A second morpholino (MO2) was designed against the e17i17 splice junction resulting in an in-frame deletion of exon 17 (corresponding to aa 666–691), leading to disruption of the CRD (A; sequence shown in Supplementary Table S2). Injection of MO2 (4–8 ng/nL) into 3.2:gfp embryos resulted in mis-routing of the epibranchial projections, similar to MO1. sVII, sIX and sX are the projections of the facial (gVII), glossopharyngeal (gIX) and vagus (gX) ganglia, respectively. Note the disruption of sX afferents and lack of hindbrain plexus. All images are oriented anterior to the left and dorsal at top. Scale bars = 100 μm. (B) Verification of effectiveness of MO2. cDNA was synthesized from four 48 hpf embryos injected with MO2 and a control, uninjected 48 hpf embryo. Primers E16.F and E18.R were designed (see Supplementary Table S2) to amplify a 280 bp fragment in control embryos (last lane on right, **). In MO2 injected embryos (lanes 1–4), a 200 bp fragment (*) was amplified, indicating a loss of exon 17 (80 bp). There is a non-specific PCR artifact at 150 bp (†), which appears in all reactions.

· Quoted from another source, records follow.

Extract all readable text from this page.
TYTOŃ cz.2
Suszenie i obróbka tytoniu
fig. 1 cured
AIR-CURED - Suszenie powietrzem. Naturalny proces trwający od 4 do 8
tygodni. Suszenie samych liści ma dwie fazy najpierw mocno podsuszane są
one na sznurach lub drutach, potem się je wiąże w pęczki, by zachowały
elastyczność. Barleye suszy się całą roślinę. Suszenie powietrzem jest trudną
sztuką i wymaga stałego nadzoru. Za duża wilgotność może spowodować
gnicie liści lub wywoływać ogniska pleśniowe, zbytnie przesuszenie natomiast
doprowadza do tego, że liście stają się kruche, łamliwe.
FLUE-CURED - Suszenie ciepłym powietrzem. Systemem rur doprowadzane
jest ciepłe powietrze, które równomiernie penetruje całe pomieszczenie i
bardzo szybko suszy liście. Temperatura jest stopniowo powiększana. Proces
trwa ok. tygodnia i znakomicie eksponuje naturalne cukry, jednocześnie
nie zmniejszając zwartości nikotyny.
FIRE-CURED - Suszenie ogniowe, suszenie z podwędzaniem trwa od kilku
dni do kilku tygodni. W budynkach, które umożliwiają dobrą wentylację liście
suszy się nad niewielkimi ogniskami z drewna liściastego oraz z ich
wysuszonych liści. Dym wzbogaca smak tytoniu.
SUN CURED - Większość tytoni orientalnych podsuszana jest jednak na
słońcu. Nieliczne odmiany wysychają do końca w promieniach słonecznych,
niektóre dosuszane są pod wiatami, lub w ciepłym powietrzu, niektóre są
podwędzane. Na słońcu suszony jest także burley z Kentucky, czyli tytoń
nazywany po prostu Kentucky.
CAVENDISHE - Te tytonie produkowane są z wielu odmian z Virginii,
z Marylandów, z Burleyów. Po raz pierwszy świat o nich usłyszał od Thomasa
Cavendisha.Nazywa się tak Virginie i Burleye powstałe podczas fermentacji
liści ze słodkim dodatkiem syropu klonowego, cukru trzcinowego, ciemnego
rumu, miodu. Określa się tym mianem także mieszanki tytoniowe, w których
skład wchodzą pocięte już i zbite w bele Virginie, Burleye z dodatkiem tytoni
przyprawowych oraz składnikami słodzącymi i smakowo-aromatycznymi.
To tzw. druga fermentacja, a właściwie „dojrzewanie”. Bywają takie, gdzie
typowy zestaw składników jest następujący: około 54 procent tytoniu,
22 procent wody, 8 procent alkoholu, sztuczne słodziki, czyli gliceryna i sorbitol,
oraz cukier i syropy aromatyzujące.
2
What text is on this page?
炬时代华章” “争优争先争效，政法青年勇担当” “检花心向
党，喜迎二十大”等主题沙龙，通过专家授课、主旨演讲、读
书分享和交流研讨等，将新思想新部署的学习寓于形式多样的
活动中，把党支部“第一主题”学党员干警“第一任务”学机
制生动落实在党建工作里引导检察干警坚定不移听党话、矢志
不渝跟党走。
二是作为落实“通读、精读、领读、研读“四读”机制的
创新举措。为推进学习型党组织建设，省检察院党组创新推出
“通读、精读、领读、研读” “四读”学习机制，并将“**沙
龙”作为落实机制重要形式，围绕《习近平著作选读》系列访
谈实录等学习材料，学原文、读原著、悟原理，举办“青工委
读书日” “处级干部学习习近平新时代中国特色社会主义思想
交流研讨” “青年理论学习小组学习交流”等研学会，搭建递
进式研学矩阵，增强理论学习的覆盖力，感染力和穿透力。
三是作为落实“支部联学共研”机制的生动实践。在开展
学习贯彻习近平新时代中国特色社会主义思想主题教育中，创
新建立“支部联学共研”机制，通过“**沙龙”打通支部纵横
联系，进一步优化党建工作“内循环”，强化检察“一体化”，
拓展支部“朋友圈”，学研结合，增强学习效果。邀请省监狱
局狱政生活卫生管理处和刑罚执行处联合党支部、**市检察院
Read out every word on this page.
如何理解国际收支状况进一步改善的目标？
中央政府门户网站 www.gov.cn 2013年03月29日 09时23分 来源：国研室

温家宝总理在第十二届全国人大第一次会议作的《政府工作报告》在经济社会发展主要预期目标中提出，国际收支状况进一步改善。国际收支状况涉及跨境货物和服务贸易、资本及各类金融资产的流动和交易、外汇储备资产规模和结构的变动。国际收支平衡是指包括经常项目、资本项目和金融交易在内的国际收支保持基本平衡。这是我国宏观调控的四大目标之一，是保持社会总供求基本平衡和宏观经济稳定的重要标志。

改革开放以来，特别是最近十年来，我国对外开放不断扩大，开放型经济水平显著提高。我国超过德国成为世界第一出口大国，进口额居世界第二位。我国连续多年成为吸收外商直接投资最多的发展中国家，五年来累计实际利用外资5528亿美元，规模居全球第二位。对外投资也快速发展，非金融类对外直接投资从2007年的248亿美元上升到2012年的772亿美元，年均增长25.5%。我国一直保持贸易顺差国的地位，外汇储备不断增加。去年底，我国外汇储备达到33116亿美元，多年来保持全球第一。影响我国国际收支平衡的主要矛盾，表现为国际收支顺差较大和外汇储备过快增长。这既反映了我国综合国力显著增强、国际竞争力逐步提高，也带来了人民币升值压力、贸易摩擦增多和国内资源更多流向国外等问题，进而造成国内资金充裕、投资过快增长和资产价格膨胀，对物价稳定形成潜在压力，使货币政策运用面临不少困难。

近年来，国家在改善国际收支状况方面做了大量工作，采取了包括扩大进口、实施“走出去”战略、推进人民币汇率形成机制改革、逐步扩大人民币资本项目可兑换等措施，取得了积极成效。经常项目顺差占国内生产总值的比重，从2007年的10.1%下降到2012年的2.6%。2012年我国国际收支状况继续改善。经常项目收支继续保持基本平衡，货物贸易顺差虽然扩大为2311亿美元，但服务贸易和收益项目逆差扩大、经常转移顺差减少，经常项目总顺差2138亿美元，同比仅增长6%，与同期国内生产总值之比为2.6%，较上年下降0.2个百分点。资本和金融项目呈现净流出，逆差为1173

Crispr/Cas9 targeting of adam19b in Tg(3.2:egfp:hsp70:nsfB-mcherry.crest) larvae expressing mCherry in motor neurons and egfp in epibranchial sensory ganglia. Panels (A–C)represent control fish: (A) shows motor neurons and axons (mV, mVII and mX; red channel:hsp70:nsfB-mcherry.crest), (B) shows epibranchial sensory ganglia (green channel:3.2:egfp; sVII, sIX and sX are the projections of the facial (gVII), glossopharyngeal (gIX) and vagus (gX) ganglia, respectively) and (C) shows a composite of both images. Panels (D–F) represent Crispr/Cas9 targeting of adam19b. Panel (D) shows unaffected mV, mVII and mX motor neurons (red channel:hsp70:nsfB-mcherry.crest), (E) shows misrouted epibranchial ganglia projections (dotted white arrow; green channel:3.2:egfp) and (F) shows a composite of both images. All images are oriented anterior to the left and dorsal at top. Scale bars = 100 μm.